School of Biomedical and Health Sciences, Faculty of Health Engineering and Science, Victoria University, Werribee Campus, P.O. Box 14428, Melbourne, Victoria 8001, Australia.
Int J Food Microbiol. 2011 Oct 3;149(3):194-208. doi: 10.1016/j.ijfoodmicro.2011.07.008. Epub 2011 Jul 21.
Yoghurt is increasingly being used as a carrier of probiotic bacteria for their potential health benefits. To meet with a recommended level of ≥10(6) viable cells/g of a product, assessment of viability of probiotic bacteria in market preparations is crucial. This requires a working method for selective enumeration of these probiotic bacteria and lactic acid bacteria in yoghurt such as Streptococcus thermophilus, Lactobacillus delbrueckii subsp. bulgaricus, Lb. acidophilus, Lb. casei and Bifidobacterium. This chapter presents an overview of media that could be used for differential and selective enumerations of yoghurt bacteria. De Man Rogosa Sharpe agar containing fructose (MRSF), MRS agar pH 5.2 (MRS 5.2), reinforced clostridial prussian blue agar at pH 5.0 (RCPB 5.0) or reinforced clostridial agar at pH 5.3 (RCA 5.3) are suitable for enumeration of Lb. delbrueckii subsp. bulgaricus when the incubation is carried out at 45°C for 72h. S. thermophilus (ST) agar and M17 are recommended for selective enumeration of S. thermophilus. Selective enumeration of Lb. acidophilus in mixed culture could be made in Rogosa agar added with 5-bromo-4-chloro-3-indolyl-β-d-glucopyranoside (X-Glu) or MRS containing maltose (MRSM) and incubation in a 20% CO2 atmosphere. Lb. casei could be selectively enumerated on specially formulated Lb. casei (LC) agar from products containing yoghurt starter bacteria (S. thermophilus and Lb. delbrueckii subsp. bulgaricus), Lb. acidophilus, Bifidobacterium spp. and Lb. casei. Bifidobacterium could be enumerated on MRS agar supplemented with nalidixic acid, paromomycin, neomycin sulphate and lithium chloride (MRS-NPNL) under anaerobic incubation at 37°C for 72h.
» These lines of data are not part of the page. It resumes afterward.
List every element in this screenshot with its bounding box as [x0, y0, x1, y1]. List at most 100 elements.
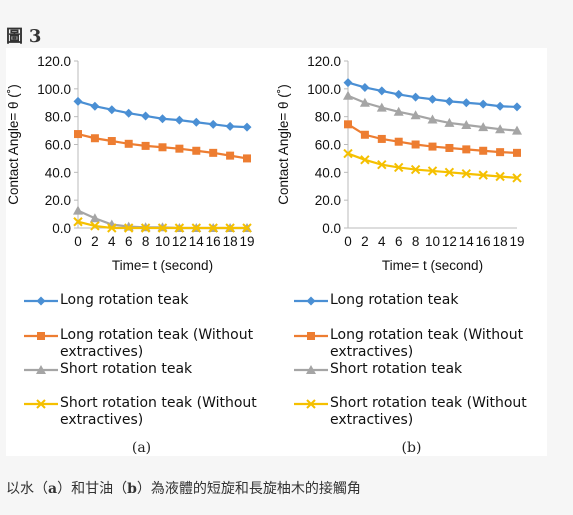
- chart-1-series-0-point: [495, 101, 505, 111]
- chart-0-series-3-point: [157, 223, 168, 233]
- chart-1-x-tick-label: 12: [442, 234, 457, 249]
- chart-1-series-2-point: [410, 110, 421, 120]
- chart-1-x-tick-label: 18: [493, 234, 508, 249]
- chart-0-series-3-point: [140, 223, 151, 233]
- chart-0-x-axis-title: Time= t (second): [112, 258, 213, 273]
- chart-1-series-0-point: [478, 99, 488, 109]
- caption-b: b: [127, 481, 137, 497]
- figure-label-prefix: 圖: [6, 27, 23, 47]
- chart-0-series-3-point-stroke-2: [191, 223, 202, 233]
- chart-0-series-0-point: [158, 114, 167, 124]
- chart-1-legend-swatch-marker: [306, 365, 316, 374]
- chart-0-series-1-point: [74, 130, 82, 139]
- chart-1-y-tick-label: 40.0: [315, 165, 341, 180]
- chart-0-x-tick-label: 0: [74, 234, 82, 249]
- chart-0-series-3-point: [123, 223, 134, 233]
- chart-0-series-0-point: [90, 101, 100, 111]
- chart-1-series-3-point: [343, 148, 353, 159]
- chart-0-legend-swatch: [24, 365, 58, 374]
- chart-0-y-tick-label: 40.0: [45, 165, 71, 180]
- chart-0-series-3-point: [90, 221, 100, 231]
- chart-0-series-1-point: [209, 148, 218, 157]
- panel-label-b: (b): [401, 440, 422, 456]
- chart-1-series-1-point: [394, 137, 403, 146]
- chart-1-x-tick-label: 10: [425, 234, 440, 249]
- chart-1-legend-label: Short rotation teak (Without extractives…: [330, 395, 527, 428]
- chart-1-series-0-point: [512, 102, 522, 112]
- chart-1-series-3: [343, 148, 522, 183]
- chart-1-series-3-point-stroke-2: [478, 170, 488, 180]
- caption-part-2: ）和甘油（: [57, 481, 128, 497]
- chart-0-series-3-point: [225, 223, 235, 233]
- chart-1-y-tick-label: 120.0: [307, 54, 341, 69]
- chart-0-x-tick-label: 8: [142, 234, 150, 249]
- chart-1-series-3-point-stroke-2: [343, 148, 353, 159]
- chart-1-y-tick-label: 100.0: [307, 82, 341, 97]
- chart-0-legend-swatch: [24, 296, 58, 306]
- chart-0-x-tick-label: 16: [206, 234, 221, 249]
- chart-1-series-3-point-stroke-2: [444, 167, 455, 178]
- chart-1-series-3-point-stroke-2: [427, 166, 438, 176]
- chart-1-series-0-point: [360, 82, 370, 92]
- chart-1-x-tick-label: 2: [361, 234, 369, 249]
- chart-1-series-3-point-stroke-2: [495, 171, 505, 182]
- chart-1-y-tick-label: 60.0: [315, 138, 341, 153]
- chart-1-series-1-point: [411, 140, 420, 149]
- chart-1-legend-label: Long rotation teak: [330, 292, 459, 308]
- chart-1-series-3-point: [360, 155, 370, 165]
- chart-0-series-0-point: [107, 105, 117, 115]
- chart-0-legend-swatch-marker: [36, 296, 46, 306]
- chart-1-series-3-point: [444, 167, 455, 178]
- chart-1-series-3-point-stroke-2: [393, 162, 404, 173]
- chart-1-series-0-point: [343, 78, 353, 88]
- chart-1-series-1-point: [513, 148, 521, 157]
- chart-0-y-tick-label: 80.0: [45, 110, 71, 125]
- chart-0-x-tick-label: 14: [189, 234, 205, 249]
- chart-1-x-tick-label: 4: [378, 234, 386, 249]
- chart-0-series-3-point-stroke-2: [174, 223, 185, 233]
- chart-0-series-0-point: [191, 117, 201, 127]
- chart-b-svg: 0.0 20.0 40.0 60.0 80.0 100.0 120.0 0 2 4 6 8 10 12 14…: [276, 54, 525, 273]
- chart-1-series-0-point: [461, 98, 471, 108]
- chart-0-series-0-point: [208, 119, 218, 129]
- chart-0-y-tick-label: 60.0: [45, 138, 71, 153]
- chart-0-series-3-point-stroke-2: [225, 223, 235, 233]
- chart-1-series-3-point-stroke-2: [377, 159, 387, 170]
- chart-0-series-3-point: [208, 223, 218, 233]
- chart-1-x-tick-label: 6: [395, 234, 403, 249]
- chart-1-series-0-point: [444, 96, 454, 106]
- chart-1-series-2-point: [495, 124, 506, 134]
- chart-1-legend-swatch-marker: [306, 296, 316, 306]
- chart-0-series-2-point: [89, 213, 100, 223]
- chart-1-series-1-point: [360, 130, 369, 139]
- chart-0-series-3-point-stroke-2: [157, 223, 168, 233]
- chart-1-series-3-point: [512, 173, 522, 183]
- chart-1-legend-label: Long rotation teak (Without extractives): [330, 327, 524, 360]
- chart-0-x-tick-label: 2: [91, 234, 99, 249]
- chart-0-legend-swatch-marker: [36, 365, 46, 374]
- chart-0-legend-swatch: [24, 399, 58, 409]
- chart-0-legend-swatch-marker: [36, 399, 46, 409]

酸奶越来越多地被用作益生菌的载体,以发挥其潜在的健康益处。为了达到产品中≥10(6)活菌/g的推荐水平,对市售制剂中益生菌活菌的评估至关重要。这需要一种针对酸奶中益生菌和乳酸菌(如嗜热链球菌、德氏乳杆菌保加利亚亚种、嗜酸乳杆菌、干酪乳杆菌和双歧杆菌)选择性计数的工作方法。本章介绍了可用于酸奶细菌差异和选择性计数的培养基概述。含有果糖的德氏乳杆菌培养基(MRSF)、MRS 琼脂 pH5.2(MRS5.2)、强化梭状芽胞杆菌普鲁士蓝琼脂 pH5.0(RCPB5.0)或强化梭状芽胞杆菌琼脂 pH5.3(RCA5.3)适用于在 45°C 下孵育 72h 时计数德氏乳杆菌保加利亚亚种。ST 琼脂和 M17 推荐用于选择性计数嗜热链球菌。在添加 5-溴-4-氯-3-吲哚基-β-D-吡喃葡萄糖苷(X-Glu)或含有麦芽糖的 MRS(MRSM)的罗哥萨琼脂中可对混合培养物中的嗜酸乳杆菌进行选择性计数,并在 20%CO2 气氛下孵育。在含有酸奶发酵剂细菌(嗜热链球菌和德氏乳杆菌保加利亚亚种)、嗜酸乳杆菌、双歧杆菌和干酪乳杆菌的产品中,可以使用特别配制的干酪乳杆菌(LC)琼脂选择性计数干酪乳杆菌。在厌氧条件下,在 37°C 下孵育 72h 时,在 MRS 琼脂中添加萘啶酸、巴龙霉素、硫酸新霉素和氯化锂(MRS-NPNL)可以计数双歧杆菌。